Me, a couple of months ago.

Why we do this

You don’t adopt processes because they’re fun, you adopt them because they have special ass-saving properties. Doing it the right way may seem heavy, micro-manage-y, but when the process sings, the unbearable weight of uncertainty is lifted from your shoulders. This is freedom through tyrrany.

A seasoned developer won’t find much of what follows particularly interesting. This is elementary, but it’s stuff that seemed worth talking about…

A few baseline requirements for anyone making and releasing software

Version control

Version control software is both a safety net and a collaboration tool. It’s a place, off your machine, to keep your code, and when you update the code, it keeps your previous version(s). So, even on a one-person project, it’s essential. When your hard drive crashes, you don’t lose your work. And, when you’re working with others on a single codebase, version control gives you a central repository to coordinate everyone’s changes.

Task tracking

Task tracking is not about micromanagement (or, at least it doesn’t have to be). You’ve gotta be able to see the tasks on the docket so that you can know how deep in the weeds you really are.
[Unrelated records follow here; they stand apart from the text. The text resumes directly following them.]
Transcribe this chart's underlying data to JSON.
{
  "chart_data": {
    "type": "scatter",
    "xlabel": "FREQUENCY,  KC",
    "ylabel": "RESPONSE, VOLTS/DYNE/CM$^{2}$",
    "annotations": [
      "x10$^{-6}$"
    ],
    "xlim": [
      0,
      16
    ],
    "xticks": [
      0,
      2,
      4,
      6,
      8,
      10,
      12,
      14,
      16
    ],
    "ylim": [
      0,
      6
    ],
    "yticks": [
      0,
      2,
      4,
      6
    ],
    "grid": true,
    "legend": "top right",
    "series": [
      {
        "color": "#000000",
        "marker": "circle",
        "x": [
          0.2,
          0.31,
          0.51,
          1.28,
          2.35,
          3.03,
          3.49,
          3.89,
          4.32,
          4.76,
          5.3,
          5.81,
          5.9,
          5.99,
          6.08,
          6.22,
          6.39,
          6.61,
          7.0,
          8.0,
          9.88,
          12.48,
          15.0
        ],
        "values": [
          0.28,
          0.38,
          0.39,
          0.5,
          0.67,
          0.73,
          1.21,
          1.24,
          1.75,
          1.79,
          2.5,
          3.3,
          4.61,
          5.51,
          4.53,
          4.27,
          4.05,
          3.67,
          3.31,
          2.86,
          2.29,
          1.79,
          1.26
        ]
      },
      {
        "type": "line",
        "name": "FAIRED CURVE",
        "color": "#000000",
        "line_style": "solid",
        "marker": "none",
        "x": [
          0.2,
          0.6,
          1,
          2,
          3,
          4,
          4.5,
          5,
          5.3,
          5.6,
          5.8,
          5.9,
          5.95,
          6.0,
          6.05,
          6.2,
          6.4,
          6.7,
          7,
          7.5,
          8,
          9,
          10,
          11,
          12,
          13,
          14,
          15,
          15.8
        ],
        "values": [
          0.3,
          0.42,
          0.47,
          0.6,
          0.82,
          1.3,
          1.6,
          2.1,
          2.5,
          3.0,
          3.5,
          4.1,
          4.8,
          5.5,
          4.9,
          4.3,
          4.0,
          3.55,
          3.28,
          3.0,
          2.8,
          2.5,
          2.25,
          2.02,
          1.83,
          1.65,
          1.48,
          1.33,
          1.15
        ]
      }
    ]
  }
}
Also, forgetting to do something is really embarassing. You can track tasks in a spreadsheet, but that’s not very visible to the team. Instead, go low-tech — 3×5 cards pinned to the wall — or high-tech — with one of many software packages designed for the purpose.

Defect tracking

When you find a problem: log a defect. Take a screenshot, and give sufficient details to reproduce the problem. Defects are your unplanned tasks, they must be addressed — either by fixing them, or choosing to let them slide as a known defect, which is totally okay. Unknown defects, on the other hand, are the devil. Always, always record your defects, even if the very next thing you’re going to do is fix it. You *will* be distracted. You *will* forget. Defects are pickier than tasks, and are best tracked with software.

Staging environment

Like defect tracking, having a staging environment is about reducing uncertainty. It’s an environment running in parallel to production, set up as identical as you can make it to the production system. (If you’re using Amazon EC2, this is pretty much as simple as copying your production instance!) Your goal is this: knowing that, if your application works in staging, it will work in production. You can run load and performance testing against your staging environment, test your deployment scripts, and, as a bonus, it makes for a nice place to demo your work before it’s finished.

Push-button deployment

When everything is running smoothly, a multi-step deployment process (grab the latest code, ftp it all to the server, restart apache, etc.) doesn’t seem like so much of a hassle. But when the shit hits the fan, folks are freaking out, and you’ve gotta redeploy, half-drunk on a friday night, you’ll screw it up. You’ll forget something, and your minor bug will become a total clusterfuck. But if you’ve got push-button deployment, you can’t miss. If you’ve got a identical staging environment, you’re even better off, because you can develop your deployment script for staging, use it a few dozen times, and then when it’s time to roll to production, you know it’ll work.